Comme à la MeiZhou

Et c’est parti pour notre dernier voyage en assis-dur !
6 heures durant.DSCF0758On se dit que si notre séant s’est habitué à ces conditions de voyage en train relativement peu confortables (« relatives » car bien meilleures qu’en Inde ou Birmanie pour le coup), on s’est aussi fait à ces interminables voyages, regardant le paysage, les passagers nous regardant, les aller-retour des contrôleurs et des vendeurs ambulants de chinoiseries.
Car les trains lents ont également l’intérêt de proposer une activité distrayante : la vente de kit de couture, de coupe-ongles ou de rasoirs électriques-étanches-qui-fait-lampe-torche.

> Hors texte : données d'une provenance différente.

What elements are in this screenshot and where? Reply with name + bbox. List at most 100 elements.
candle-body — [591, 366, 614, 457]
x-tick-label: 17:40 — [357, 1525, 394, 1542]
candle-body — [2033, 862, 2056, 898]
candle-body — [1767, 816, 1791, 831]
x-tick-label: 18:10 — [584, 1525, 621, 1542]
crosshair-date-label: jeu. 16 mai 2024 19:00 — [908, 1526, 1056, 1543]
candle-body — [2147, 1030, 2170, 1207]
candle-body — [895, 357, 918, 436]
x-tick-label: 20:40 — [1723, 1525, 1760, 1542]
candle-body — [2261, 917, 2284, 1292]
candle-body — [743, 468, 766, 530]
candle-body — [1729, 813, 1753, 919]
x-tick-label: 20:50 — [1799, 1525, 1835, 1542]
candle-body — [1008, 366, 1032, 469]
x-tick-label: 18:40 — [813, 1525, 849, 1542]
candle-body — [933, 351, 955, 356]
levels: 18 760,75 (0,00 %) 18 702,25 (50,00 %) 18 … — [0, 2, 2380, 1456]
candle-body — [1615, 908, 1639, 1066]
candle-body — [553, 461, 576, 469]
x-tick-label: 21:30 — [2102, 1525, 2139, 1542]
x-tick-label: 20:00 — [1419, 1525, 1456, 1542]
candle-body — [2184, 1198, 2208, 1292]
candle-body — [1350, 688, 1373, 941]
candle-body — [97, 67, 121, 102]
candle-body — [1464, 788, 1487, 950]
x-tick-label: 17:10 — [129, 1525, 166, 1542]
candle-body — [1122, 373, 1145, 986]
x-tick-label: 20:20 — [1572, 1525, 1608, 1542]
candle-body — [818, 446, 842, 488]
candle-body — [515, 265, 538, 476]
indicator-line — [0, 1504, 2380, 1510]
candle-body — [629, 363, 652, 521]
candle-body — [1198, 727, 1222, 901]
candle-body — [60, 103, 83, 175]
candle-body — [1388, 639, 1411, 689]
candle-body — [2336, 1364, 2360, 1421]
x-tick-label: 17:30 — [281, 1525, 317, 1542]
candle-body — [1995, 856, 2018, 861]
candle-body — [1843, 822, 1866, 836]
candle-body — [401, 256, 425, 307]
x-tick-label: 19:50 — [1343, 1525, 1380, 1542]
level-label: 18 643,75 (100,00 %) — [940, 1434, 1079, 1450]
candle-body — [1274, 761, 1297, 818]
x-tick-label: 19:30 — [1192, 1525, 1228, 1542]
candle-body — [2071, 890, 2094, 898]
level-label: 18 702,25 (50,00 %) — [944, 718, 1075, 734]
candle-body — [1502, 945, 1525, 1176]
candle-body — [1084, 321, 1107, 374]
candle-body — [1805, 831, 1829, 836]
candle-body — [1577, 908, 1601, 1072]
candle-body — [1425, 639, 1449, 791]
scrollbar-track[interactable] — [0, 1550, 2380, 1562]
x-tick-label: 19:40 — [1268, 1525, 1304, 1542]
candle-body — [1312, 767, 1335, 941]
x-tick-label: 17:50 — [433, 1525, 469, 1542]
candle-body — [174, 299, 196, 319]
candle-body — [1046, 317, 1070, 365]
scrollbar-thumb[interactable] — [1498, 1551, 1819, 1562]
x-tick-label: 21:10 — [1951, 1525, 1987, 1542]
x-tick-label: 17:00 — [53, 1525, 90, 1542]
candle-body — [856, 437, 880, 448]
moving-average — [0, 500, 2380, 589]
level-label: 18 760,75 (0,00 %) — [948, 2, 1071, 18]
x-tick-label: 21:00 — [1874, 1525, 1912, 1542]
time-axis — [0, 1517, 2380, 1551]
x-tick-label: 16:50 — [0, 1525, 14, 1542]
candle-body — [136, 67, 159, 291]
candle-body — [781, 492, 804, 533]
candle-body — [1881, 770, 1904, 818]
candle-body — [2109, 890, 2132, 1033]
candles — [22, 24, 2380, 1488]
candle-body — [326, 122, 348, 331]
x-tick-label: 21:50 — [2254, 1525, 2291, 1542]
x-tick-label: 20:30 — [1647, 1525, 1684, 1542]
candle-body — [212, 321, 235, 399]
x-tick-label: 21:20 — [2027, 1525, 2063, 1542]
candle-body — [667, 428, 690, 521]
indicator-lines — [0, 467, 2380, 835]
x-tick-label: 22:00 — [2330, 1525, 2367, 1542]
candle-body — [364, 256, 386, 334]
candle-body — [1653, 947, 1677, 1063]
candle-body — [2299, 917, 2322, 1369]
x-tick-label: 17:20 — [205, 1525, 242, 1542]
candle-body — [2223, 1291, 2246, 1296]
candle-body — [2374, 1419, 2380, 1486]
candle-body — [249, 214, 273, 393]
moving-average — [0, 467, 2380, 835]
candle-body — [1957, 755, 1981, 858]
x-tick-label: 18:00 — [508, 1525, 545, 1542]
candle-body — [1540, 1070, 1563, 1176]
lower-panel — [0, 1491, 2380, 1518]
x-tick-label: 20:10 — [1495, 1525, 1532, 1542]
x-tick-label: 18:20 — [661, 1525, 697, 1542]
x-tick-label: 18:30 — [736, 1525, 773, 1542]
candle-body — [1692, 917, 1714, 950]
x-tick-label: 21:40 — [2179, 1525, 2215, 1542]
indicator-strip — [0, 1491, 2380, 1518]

Parce que oui, dans le train, pendant une vingtaine de minutes et à plusieurs reprises, les contrôleurs se transforment en vendeurs de Télé-Matin.
Blagues et longs discours, tout le monde est amusé et écoute les informations qualitatives de tel ou tel produit, avant de repartir avec son lot de 15 brosses à dents.

Nous arrivons ainsi tranquillement, en fin d’après-midi, dans la charmante ville de ChaoZhou (ville jumelée avec… le XIIIème arrondissement de Paris pour l’anecdote !).
Nous trouvons logis dans un hôtel bui-bui comme on les aime… juste pour une nuit (tongs impératives aux pieds sur la moquette antédiluvienne), avant d’avoir demandé 5 fois au préalable, si les loawai peuvent rester ici, ce que le patron nous confirme 5 fois. Parfait.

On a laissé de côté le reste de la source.